NI Stock Analysis — NiSource
Sector: Utilities
AI Verdict
NiSource trades at 22.7x next year’s earnings—expensive for 6.9% growth—but the regulatory moat makes that premium more credible than most in the utility sector.
Competitive Moat
NiSource operates regulated natural gas and electric utilities across the Midwest and Mid-Atlantic, benefiting from exclusive service territories and long-term infrastructure assets that are difficult for competitors to replicate.

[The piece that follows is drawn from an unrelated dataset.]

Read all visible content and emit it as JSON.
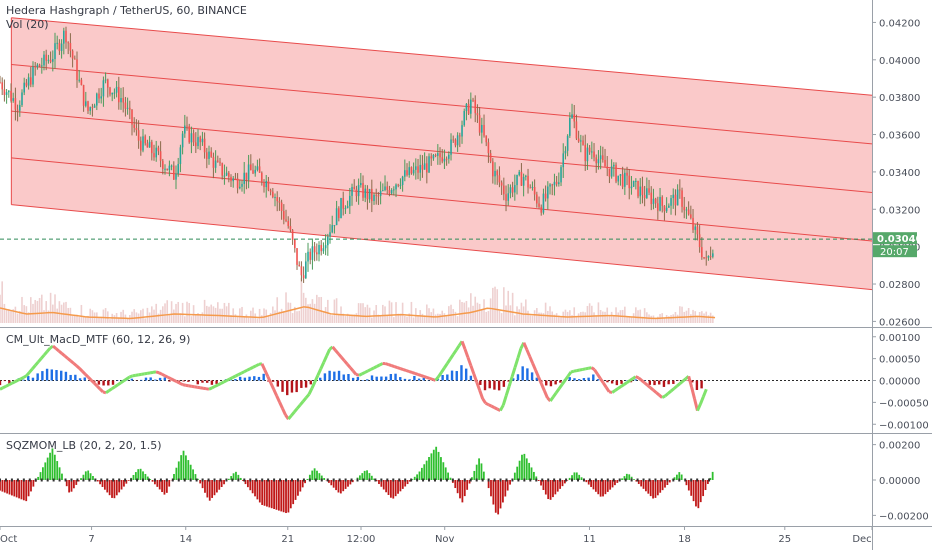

Its regulatory framework provides predictable returns and shields it from new entrants.
Summary
A 17.37% 1-year return stands out for a utility, with shares trading near the sector median at 22.7x forward earnings.
Where It Stands
The stock is up 17.37% over the past year, trades at 22.7x forward earnings (vs. the utility sector median of 18x), and has an RSI of 48.2, signaling a neutral momentum.
Key Metrics
- RSI: 48.2 — Neutral
- Trailing P/E: 24.3x
- Forward P/E: 22.7x
- PEG Ratio: 2.91
- Earnings Growth: +0.1%
- Revenue Growth: +0.2%
- Market Cap: $22.8B
- Dividend Yield: 0.02%
- 1-Year Return: 17.37%
- 52-Week High: $48.98
- 52-Week Low: $37.22
Analyst Consensus
20 Buy · 4 Hold · 0 Sell (24 analysts)
Bull Case
Forward EPS is expected to grow 6.9% next year while the company’s regulated utility model supports steady earnings, justifying a premium to the sector median P/E.
Bear Case
At 22.7x forward earnings and a trailing PEG of 2.91, a reversion to the 18x sector median would mean a 21% valuation drop if growth disappoints.
Catalyst to Watch
Regulatory rate case outcomes or changes in allowed returns could materially shift earnings expectations and valuation.